On April 18, 2018, we completed an upsize to our Amended and Restated Term Loan B. The upsize increased our Amended and Restated Term Loan B borrowings by $39.0 million. The proceeds of the additional borrowing will be used for general corporate purposes, including share repurchases.







It almost looks like the director just took the money from the loan and used it to buy stock from his hedge fund…It’s really just that simple. What’s worse is that this was essentially freshly printed money from the fed — credit meant to stimulate the economy.
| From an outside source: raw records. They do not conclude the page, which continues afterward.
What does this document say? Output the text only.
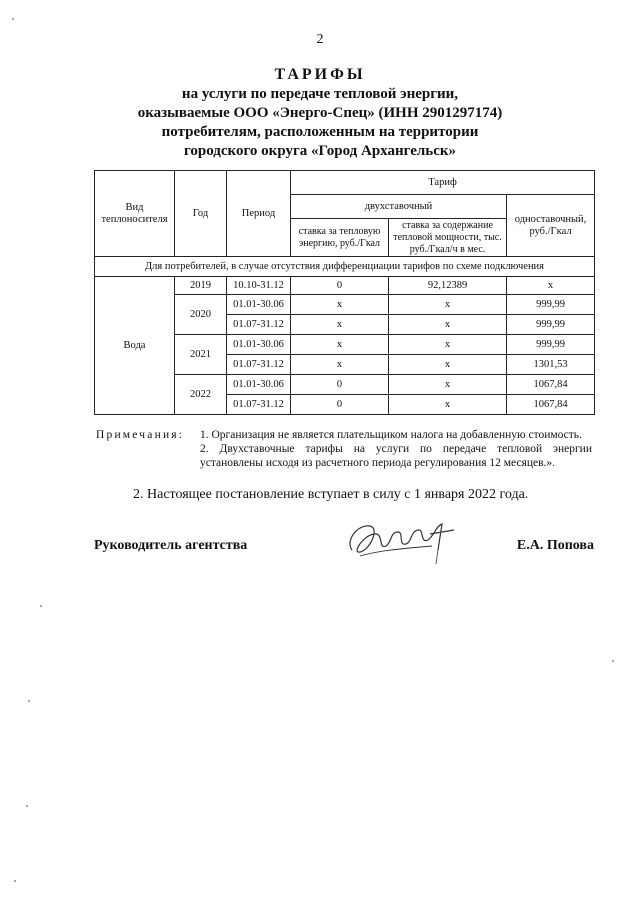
2
ТАРИФЫ
на услуги по передаче тепловой энергии,
оказываемые ООО «Энерго-Спец» (ИНН 2901297174)
потребителям, расположенным на территории
городского округа «Город Архангельск»
Вид теплоносителя	Год	Период	Тариф		
			двухставочный		одноставочный, руб./Гкал
			ставка за тепловую энергию, руб./Гкал	ставка за содержание тепловой мощности, тыс. руб./Гкал/ч в мес.	
Для потребителей, в случае отсутствия дифференциации тарифов по схеме подключения					
Вода	2019	10.10-31.12	0	92,12389	х
	2020	01.01-30.06	х	х	999,99
		01.07-31.12	х	х	999,99
	2021	01.01-30.06	х	х	999,99
		01.07-31.12	х	х	1301,53
	2022	01.01-30.06	0	х	1067,84
		01.07-31.12	0	х	1067,84
Примечания: 1. Организация не является плательщиком налога на добавленную стоимость.
2. Двухставочные тарифы на услуги по передаче тепловой энергии
установлены исходя из расчетного периода регулирования 12 месяцев.».
2. Настоящее постановление вступает в силу с 1 января 2022 года.
Руководитель агентства	Е.А. Попова
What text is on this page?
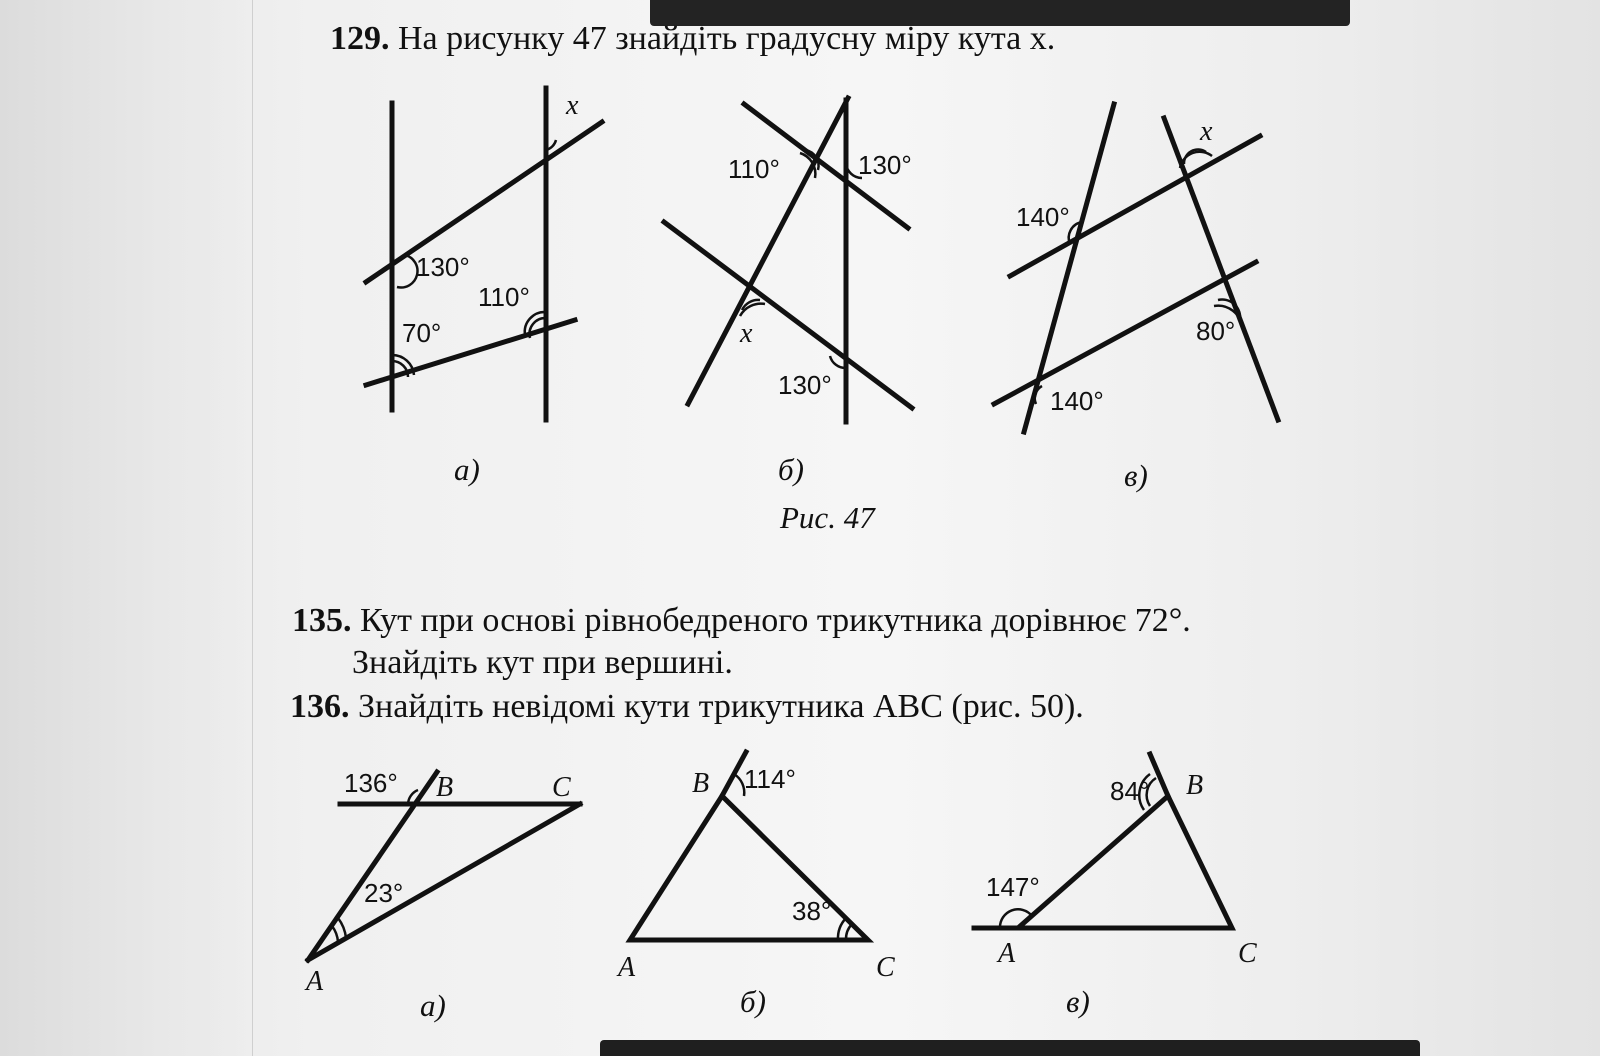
129. На рисунку 47 знайдіть градусну міру кута x.
135. Кут при основі рівнобедреного трикутника дорівнює 72°.
Знайдіть кут при вершині.
136. Знайдіть невідомі кути трикутника ABC (рис. 50).
а)	б)	в)
Рис. 47
а)	б)	в)
x
130°
110°
70°
110°	130°
x
130°
x
140°
80°
140°
136°
23°
B	C
A
114°
38°
B
A	C
84°
147°
B
A	C
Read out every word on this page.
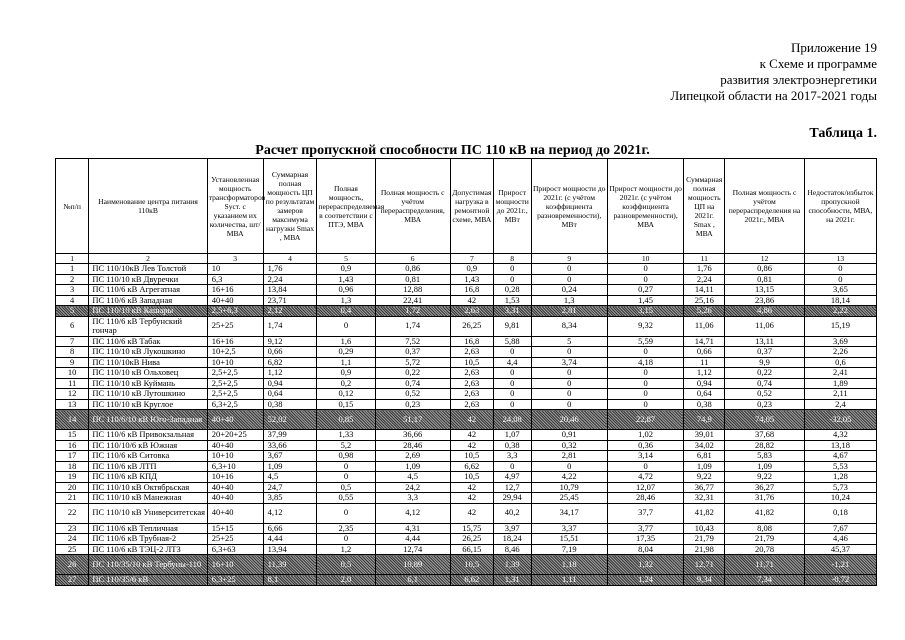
Приложение 19
к Схеме и программе
развития электроэнергетики
Липецкой области на 2017-2021 годы
Таблица 1.
Расчет пропускной способности ПС 110 кВ на период до 2021г.
№п/п	Наименование центра питания 110кВ	Установленная мощность трансформаторов Sуст. с указанием их количества, шт/ МВА	Суммарная полная мощность ЦП по результатам замеров максимума нагрузки Smax , МВА	Полная мощность, перераспределяемая в соответствии с ПТЭ, МВА	Полная мощность с учётом перераспределения, МВА	Допустимая нагрузка в ремонтной схеме, МВА	Прирост мощности до 2021г., МВт	Прирост мощности до 2021г. (с учётом коэффициента разновременности), МВт	Прирост мощности до 2021г. (с учётом коэффициента разновременности), МВА	Суммарная полная мощность ЦП на 2021г. Smax , МВА	Полная мощность с учётом перераспределения на 2021г., МВА	Недостаток/избыток пропускной способности, МВА, на 2021г.
1	2	3	4	5	6	7	8	9	10	11	12	13
1	ПС 110/10кВ Лев Толстой	10	1,76	0,9	0,86	0,9	0	0	0	1,76	0,86	0
2	ПС 110/10 кВ Двуречки	6,3	2,24	1,43	0,81	1,43	0	0	0	2,24	0,81	0
3	ПС 110/6 кВ Агрегатная	16+16	13,84	0,96	12,88	16,8	0,28	0,24	0,27	14,11	13,15	3,65
4	ПС 110/6 кВ Западная	40+40	23,71	1,3	22,41	42	1,53	1,3	1,45	25,16	23,86	18,14
5	ПС 110/10 кВ Кашары	2,5+6,3	2,12	0,4	1,72	2,63	3,31	2,81	3,15	5,26	4,86	2,22
6	ПС 110/6 кВ Тербунский гончар	25+25	1,74	0	1,74	26,25	9,81	8,34	9,32	11,06	11,06	15,19
7	ПС 110/6 кВ Табак	16+16	9,12	1,6	7,52	16,8	5,88	5	5,59	14,71	13,11	3,69
8	ПС 110/10 кВ Лукошкино	10+2,5	0,66	0,29	0,37	2,63	0	0	0	0,66	0,37	2,26
9	ПС 110/10кВ Нива	10+10	6,82	1,1	5,72	10,5	4,4	3,74	4,18	11	9,9	0,6
10	ПС 110/10 кВ Ольховец	2,5+2,5	1,12	0,9	0,22	2,63	0	0	0	1,12	0,22	2,41
11	ПС 110/10 кВ Куймань	2,5+2,5	0,94	0,2	0,74	2,63	0	0	0	0,94	0,74	1,89
12	ПС 110/10 кВ Лутошкино	2,5+2,5	0,64	0,12	0,52	2,63	0	0	0	0,64	0,52	2,11
13	ПС 110/10 кВ Круглое	6,3+2,5	0,38	0,15	0,23	2,63	0	0	0	0,38	0,23	2,4
14	ПС 110/6/10 кВ Юго-Западная	40+40	52,02	0,85	51,17	42	24,08	20,46	22,87	74,9	74,05	-32,05
15	ПС 110/6 кВ Привокзальная	20+20+25	37,99	1,33	36,66	42	1,07	0,91	1,02	39,01	37,68	4,32
16	ПС 110/10/6 кВ Южная	40+40	33,66	5,2	28,46	42	0,38	0,32	0,36	34,02	28,82	13,18
17	ПС 110/6 кВ Ситовка	10+10	3,67	0,98	2,69	10,5	3,3	2,81	3,14	6,81	5,83	4,67
18	ПС 110/6 кВ ЛТП	6,3+10	1,09	0	1,09	6,62	0	0	0	1,09	1,09	5,53
19	ПС 110/6 кВ КПД	10+16	4,5	0	4,5	10,5	4,97	4,22	4,72	9,22	9,22	1,28
20	ПС 110/10 кВ Октябрьская	40+40	24,7	0,5	24,2	42	12,7	10,79	12,07	36,77	36,27	5,73
21	ПС 110/10 кВ Манежная	40+40	3,85	0,55	3,3	42	29,94	25,45	28,46	32,31	31,76	10,24
22	ПС 110/10 кВ Университетская	40+40	4,12	0	4,12	42	40,2	34,17	37,7	41,82	41,82	0,18
23	ПС 110/6 кВ Тепличная	15+15	6,66	2,35	4,31	15,75	3,97	3,37	3,77	10,43	8,08	7,67
24	ПС 110/6 кВ Трубная-2	25+25	4,44	0	4,44	26,25	18,24	15,51	17,35	21,79	21,79	4,46
25	ПС 110/6 кВ ТЭЦ-2 ЛТЗ	6,3+63	13,94	1,2	12,74	66,15	8,46	7,19	8,04	21,98	20,78	45,37
26	ПС 110/35/10 кВ Тербуны-110	16+10	11,39	0,5	10,89	10,5	1,39	1,18	1,32	12,71	11,71	-1,21
27	ПС 110/35/6 кВ	6,3+25	8,1	2,0	6,1	6,62	1,31	1,11	1,24	9,34	7,34	-0,72
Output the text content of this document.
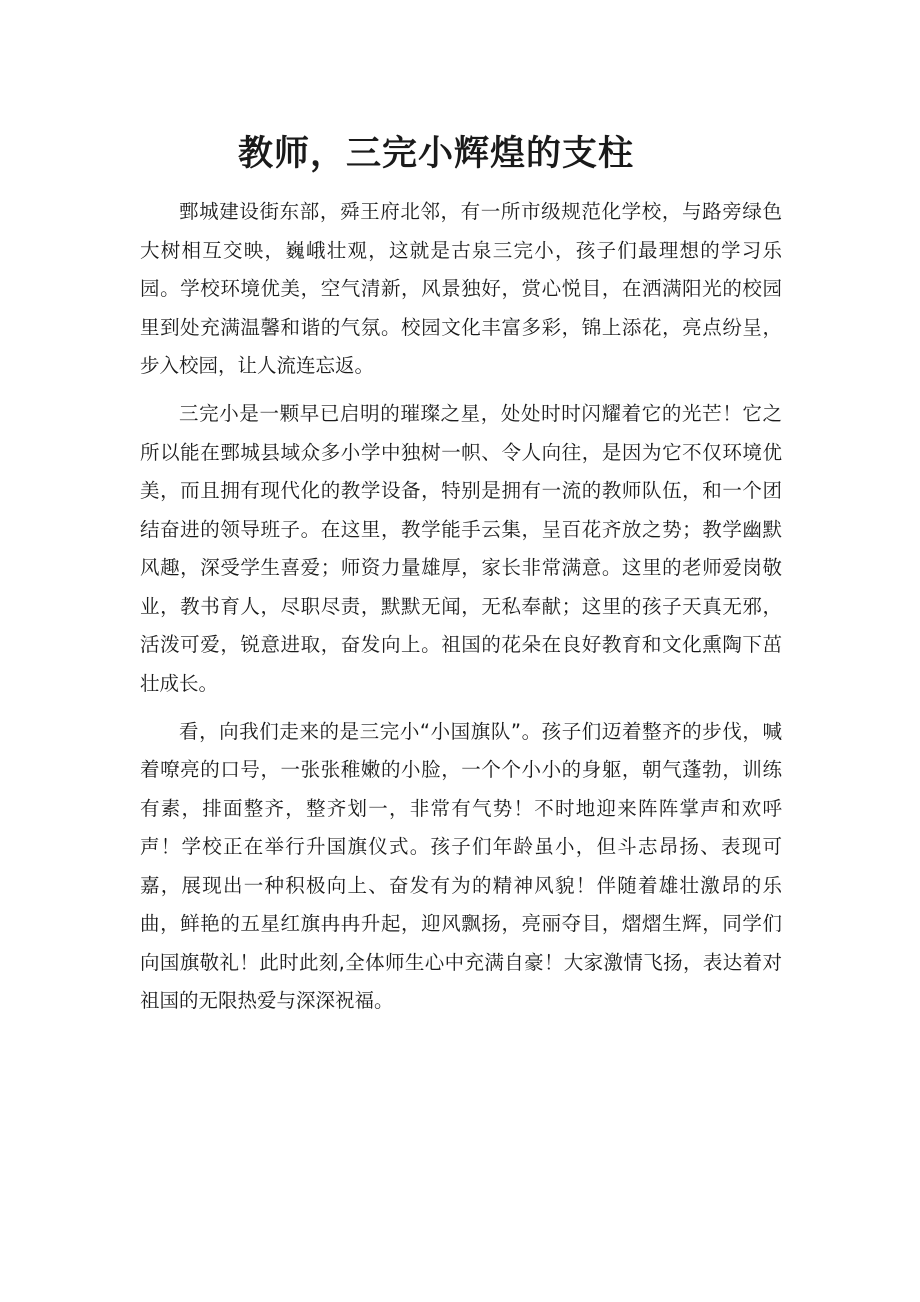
教师，三完小辉煌的支柱

鄄城建设街东部，舜王府北邻，有一所市级规范化学校，与路旁绿色大树相互交映，巍峨壮观，这就是古泉三完小，孩子们最理想的学习乐园。学校环境优美，空气清新，风景独好，赏心悦目，在洒满阳光的校园里到处充满温馨和谐的气氛。校园文化丰富多彩，锦上添花，亮点纷呈，步入校园，让人流连忘返。

三完小是一颗早已启明的璀璨之星，处处时时闪耀着它的光芒！它之所以能在鄄城县域众多小学中独树一帜、令人向往，是因为它不仅环境优美，而且拥有现代化的教学设备，特别是拥有一流的教师队伍，和一个团结奋进的领导班子。在这里，教学能手云集，呈百花齐放之势；教学幽默风趣，深受学生喜爱；师资力量雄厚，家长非常满意。这里的老师爱岗敬业，教书育人，尽职尽责，默默无闻，无私奉献；这里的孩子天真无邪，活泼可爱，锐意进取，奋发向上。祖国的花朵在良好教育和文化熏陶下茁壮成长。

看，向我们走来的是三完小“小国旗队”。孩子们迈着整齐的步伐，喊着嘹亮的口号，一张张稚嫩的小脸，一个个小小的身躯，朝气蓬勃，训练有素，排面整齐，整齐划一，非常有气势！不时地迎来阵阵掌声和欢呼声！学校正在举行升国旗仪式。孩子们年龄虽小，但斗志昂扬、表现可嘉，展现出一种积极向上、奋发有为的精神风貌！伴随着雄壮激昂的乐曲，鲜艳的五星红旗冉冉升起，迎风飘扬，亮丽夺目，熠熠生辉，同学们向国旗敬礼！此时此刻,全体师生心中充满自豪！大家激情飞扬，表达着对祖国的无限热爱与深深祝福。
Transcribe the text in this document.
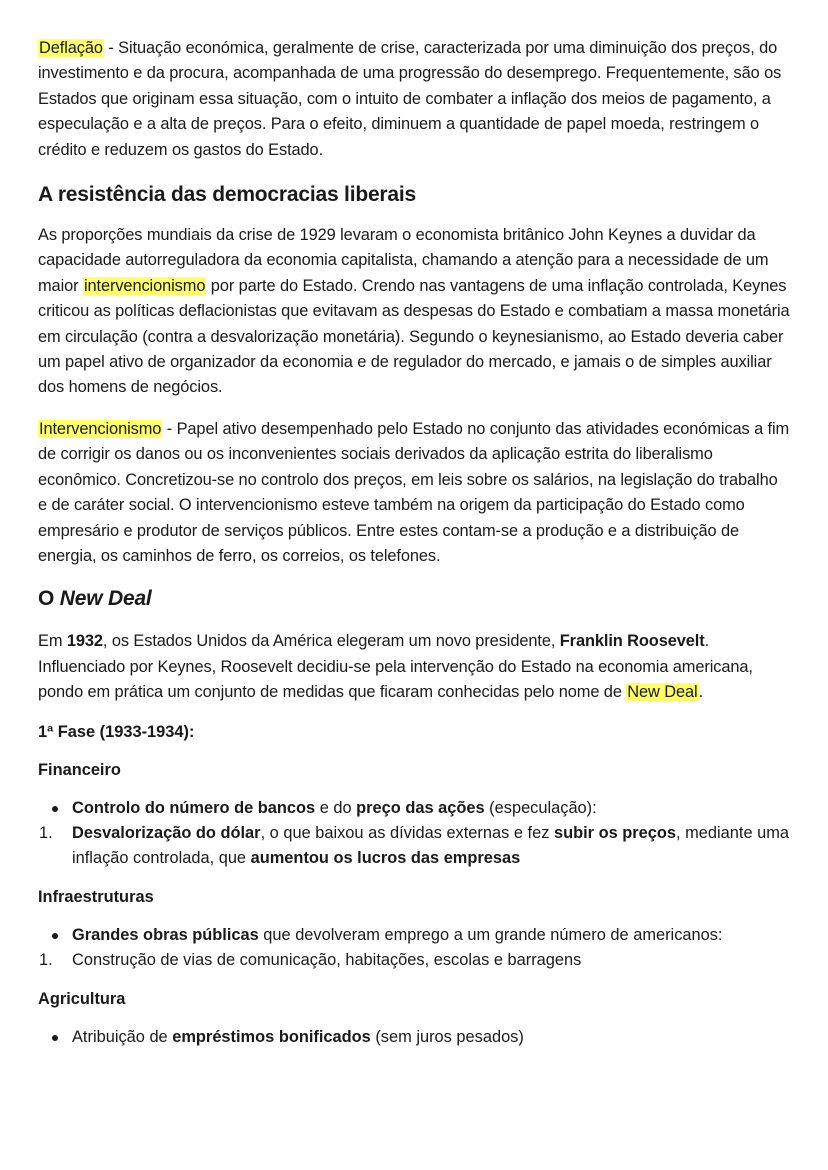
Deflação - Situação económica, geralmente de crise, caracterizada por uma diminuição dos preços, do investimento e da procura, acompanhada de uma progressão do desemprego. Frequentemente, são os Estados que originam essa situação, com o intuito de combater a inflação dos meios de pagamento, a especulação e a alta de preços. Para o efeito, diminuem a quantidade de papel moeda, restringem o crédito e reduzem os gastos do Estado.

A resistência das democracias liberais

As proporções mundiais da crise de 1929 levaram o economista britânico John Keynes a duvidar da capacidade autorreguladora da economia capitalista, chamando a atenção para a necessidade de um maior intervencionismo por parte do Estado. Crendo nas vantagens de uma inflação controlada, Keynes criticou as políticas deflacionistas que evitavam as despesas do Estado e combatiam a massa monetária em circulação (contra a desvalorização monetária). Segundo o keynesianismo, ao Estado deveria caber um papel ativo de organizador da economia e de regulador do mercado, e jamais o de simples auxiliar dos homens de negócios.

Intervencionismo - Papel ativo desempenhado pelo Estado no conjunto das atividades económicas a fim de corrigir os danos ou os inconvenientes sociais derivados da aplicação estrita do liberalismo econômico. Concretizou-se no controlo dos preços, em leis sobre os salários, na legislação do trabalho e de caráter social. O intervencionismo esteve também na origem da participação do Estado como empresário e produtor de serviços públicos. Entre estes contam-se a produção e a distribuição de energia, os caminhos de ferro, os correios, os telefones.

O New Deal

Em 1932, os Estados Unidos da América elegeram um novo presidente, Franklin Roosevelt. Influenciado por Keynes, Roosevelt decidiu-se pela intervenção do Estado na economia americana, pondo em prática um conjunto de medidas que ficaram conhecidas pelo nome de New Deal.

1ª Fase (1933-1934):
Financeiro
Controlo do número de bancos e do preço das ações (especulação):
1. Desvalorização do dólar, o que baixou as dívidas externas e fez subir os preços, mediante uma inflação controlada, que aumentou os lucros das empresas
Infraestruturas
Grandes obras públicas que devolveram emprego a um grande número de americanos:
1. Construção de vias de comunicação, habitações, escolas e barragens
Agricultura
Atribuição de empréstimos bonificados (sem juros pesados)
Is there an equation we are all missing here? In the aggregate, if every company in America were to borrow money at artificially cheap interest rates so they could buy back their own stock, the result would just be fewer people owning a share of the stock market, which would only act to further exacerbate an already alarming gap between the rich and poor in the United States.

It just seems sort of odd that so many companies are choosing to do this when they could, you know, maybe build something instead. Isn’t that what companies are supposed to do with credit? Again, this isn’t rocket science.



What we do know is that they wouldn’t be buying back all this stock if they were paying interest at the rate they were being charged in 2002 — that is for sure. If this hedge fund had even attempted to suggest that the company buy back stock from him and his fund with money that they had just borrowed from a bank, the other directors probably would’ve laughed in his face and thought he was joking. This was when they still used the term “book-value”, a valuation metric that feels almost archaic today.